Just that you know the multiplication table, and it is even faster than “and”

Chris

For 192.168.1.161 /26, I got the subnet ID as 192.168.1.160 rather than 192.168.1.128

I did get the same broadcast address of 192.168.1.191 though. This means that the next subnet ID would be 192.168.1.192

A /26 mask provides a magic number of 32. If you subtract 32 from the subnet ID 192.168.1.192, you should get 192.168.1.160 as the correct subnet ID for this problem.

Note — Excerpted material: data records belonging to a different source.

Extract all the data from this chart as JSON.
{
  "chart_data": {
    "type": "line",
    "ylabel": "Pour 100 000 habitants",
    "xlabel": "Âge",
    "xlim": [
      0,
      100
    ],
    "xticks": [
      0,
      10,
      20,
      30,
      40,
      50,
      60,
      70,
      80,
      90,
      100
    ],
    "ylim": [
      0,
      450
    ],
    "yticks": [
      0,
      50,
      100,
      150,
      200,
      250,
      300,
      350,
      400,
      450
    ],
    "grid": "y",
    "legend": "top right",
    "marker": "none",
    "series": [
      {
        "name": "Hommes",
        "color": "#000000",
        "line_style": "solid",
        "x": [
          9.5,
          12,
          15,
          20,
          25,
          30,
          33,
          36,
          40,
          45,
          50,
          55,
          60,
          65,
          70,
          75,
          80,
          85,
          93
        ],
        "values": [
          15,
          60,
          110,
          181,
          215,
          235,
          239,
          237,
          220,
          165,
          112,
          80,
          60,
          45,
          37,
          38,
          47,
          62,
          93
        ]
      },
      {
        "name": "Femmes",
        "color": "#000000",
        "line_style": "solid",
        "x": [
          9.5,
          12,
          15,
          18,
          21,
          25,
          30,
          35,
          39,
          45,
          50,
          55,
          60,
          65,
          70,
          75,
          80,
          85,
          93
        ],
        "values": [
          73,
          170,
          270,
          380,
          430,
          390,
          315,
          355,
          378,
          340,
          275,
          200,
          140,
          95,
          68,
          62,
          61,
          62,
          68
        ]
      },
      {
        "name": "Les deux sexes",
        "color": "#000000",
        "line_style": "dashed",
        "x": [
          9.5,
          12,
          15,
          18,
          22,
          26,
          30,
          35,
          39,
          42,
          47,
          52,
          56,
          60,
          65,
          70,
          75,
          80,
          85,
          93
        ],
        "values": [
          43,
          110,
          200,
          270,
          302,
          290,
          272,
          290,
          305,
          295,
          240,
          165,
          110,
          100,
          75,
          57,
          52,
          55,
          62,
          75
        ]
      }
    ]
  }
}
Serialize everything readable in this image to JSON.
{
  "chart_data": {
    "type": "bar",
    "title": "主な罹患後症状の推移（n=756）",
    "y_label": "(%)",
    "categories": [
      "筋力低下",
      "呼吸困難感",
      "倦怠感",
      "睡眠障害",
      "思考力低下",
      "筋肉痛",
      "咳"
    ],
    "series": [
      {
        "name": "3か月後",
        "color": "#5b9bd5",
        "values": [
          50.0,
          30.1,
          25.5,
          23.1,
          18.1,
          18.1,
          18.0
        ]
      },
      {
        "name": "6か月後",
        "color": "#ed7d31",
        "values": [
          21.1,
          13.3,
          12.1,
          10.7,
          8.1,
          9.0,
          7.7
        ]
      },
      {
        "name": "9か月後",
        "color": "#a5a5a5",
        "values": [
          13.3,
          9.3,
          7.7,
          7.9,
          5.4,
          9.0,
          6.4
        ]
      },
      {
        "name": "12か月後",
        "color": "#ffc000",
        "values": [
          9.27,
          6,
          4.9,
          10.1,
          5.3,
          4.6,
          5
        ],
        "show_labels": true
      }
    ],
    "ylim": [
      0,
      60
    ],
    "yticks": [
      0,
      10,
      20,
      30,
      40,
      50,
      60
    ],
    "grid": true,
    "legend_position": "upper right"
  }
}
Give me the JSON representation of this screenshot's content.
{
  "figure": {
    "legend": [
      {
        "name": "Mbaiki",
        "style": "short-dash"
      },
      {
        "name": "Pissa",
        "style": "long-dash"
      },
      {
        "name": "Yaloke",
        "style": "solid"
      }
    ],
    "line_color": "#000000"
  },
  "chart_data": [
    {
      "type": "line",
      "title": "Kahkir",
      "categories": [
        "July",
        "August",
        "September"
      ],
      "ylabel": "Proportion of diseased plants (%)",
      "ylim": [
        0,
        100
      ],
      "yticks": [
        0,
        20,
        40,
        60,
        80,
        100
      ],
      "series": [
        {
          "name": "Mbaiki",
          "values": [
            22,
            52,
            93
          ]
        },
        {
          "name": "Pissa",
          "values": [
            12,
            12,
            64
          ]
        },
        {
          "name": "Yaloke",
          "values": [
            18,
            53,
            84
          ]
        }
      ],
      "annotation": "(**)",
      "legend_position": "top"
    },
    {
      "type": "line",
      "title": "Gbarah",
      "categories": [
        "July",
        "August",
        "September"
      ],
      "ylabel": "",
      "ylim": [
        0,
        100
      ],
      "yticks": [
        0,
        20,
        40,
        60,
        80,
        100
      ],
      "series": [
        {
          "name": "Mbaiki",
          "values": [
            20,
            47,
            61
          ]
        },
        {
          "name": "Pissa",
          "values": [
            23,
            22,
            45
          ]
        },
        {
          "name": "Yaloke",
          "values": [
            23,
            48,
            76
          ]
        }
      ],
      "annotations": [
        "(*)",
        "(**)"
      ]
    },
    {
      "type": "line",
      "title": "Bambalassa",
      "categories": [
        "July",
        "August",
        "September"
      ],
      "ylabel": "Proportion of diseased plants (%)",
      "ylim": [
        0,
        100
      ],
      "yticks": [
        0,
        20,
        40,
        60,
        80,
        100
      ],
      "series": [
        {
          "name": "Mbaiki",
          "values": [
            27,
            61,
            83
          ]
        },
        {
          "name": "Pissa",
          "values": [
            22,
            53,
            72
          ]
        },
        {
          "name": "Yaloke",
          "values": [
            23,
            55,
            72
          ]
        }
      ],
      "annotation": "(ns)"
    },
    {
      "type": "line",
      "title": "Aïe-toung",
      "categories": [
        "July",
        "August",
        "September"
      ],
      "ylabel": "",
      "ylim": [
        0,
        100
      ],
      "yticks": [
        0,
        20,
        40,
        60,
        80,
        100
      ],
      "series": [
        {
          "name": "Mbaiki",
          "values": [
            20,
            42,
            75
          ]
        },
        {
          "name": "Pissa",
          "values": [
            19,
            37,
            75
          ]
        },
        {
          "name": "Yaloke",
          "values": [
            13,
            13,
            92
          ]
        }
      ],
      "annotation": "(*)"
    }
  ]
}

Am I overlooking something?

lyjo

Hi Chris,
/26 leaves 6 host bits. 2^6 is 64, not 32, for a magic number of 64. That’s the issue. Sounds like you have the process down, so re-worked with magic number 64, you’d get 192.168.1.128 as the subnet ID.
Wendell

christian_elias

13 minutes 2 seconds

Sincap

Hi,

There is a mistake for the problem n°4 :

The 1st address for subnet 10.1.96.0 is 10.1.97.0 rather than 10.1.96.1 because the two last bits in the 3rd byte is reserved for hosts (Prefix = 22).

Wendell Odom

Hi Sincap,
Thanks for the post! However, I disagree. I think you’re focusing on the host bits in octet 3, but ignoring those in octet 4. With a /22 mask, the last 10 bits are host bits. The numerically-lowest usable address is indeed 10.1.96.1, then .2, .3, etc, all the way to 10.1.96.255, then 10.1.97.0, 10.1.97.1, .2, to .255, and so on, all the way to 10.1.99.254. Hope this helps.
Wendell

GJM

Man I haven’t done subnetting like this in a long time. It took me a really long time to complete by memory and had to bust out the calculator a few times but I finished them all and got them all correct on the first try.

It helped once I remembered an old technique to get all the subnet ID’s quickly once. Take the subnetted portion of the mask and subtract that from 256 to get the network ID’s.

ie: 255.255.240.0; 256-240 = 16; the 3rd octet would be x.x.0.0, x.x.16.0, x.x.32.0, and so forth all the way to 256

Wendell Odom

🙂
Yeah, its math, its easy to forget – but glad that it came back to you quickly.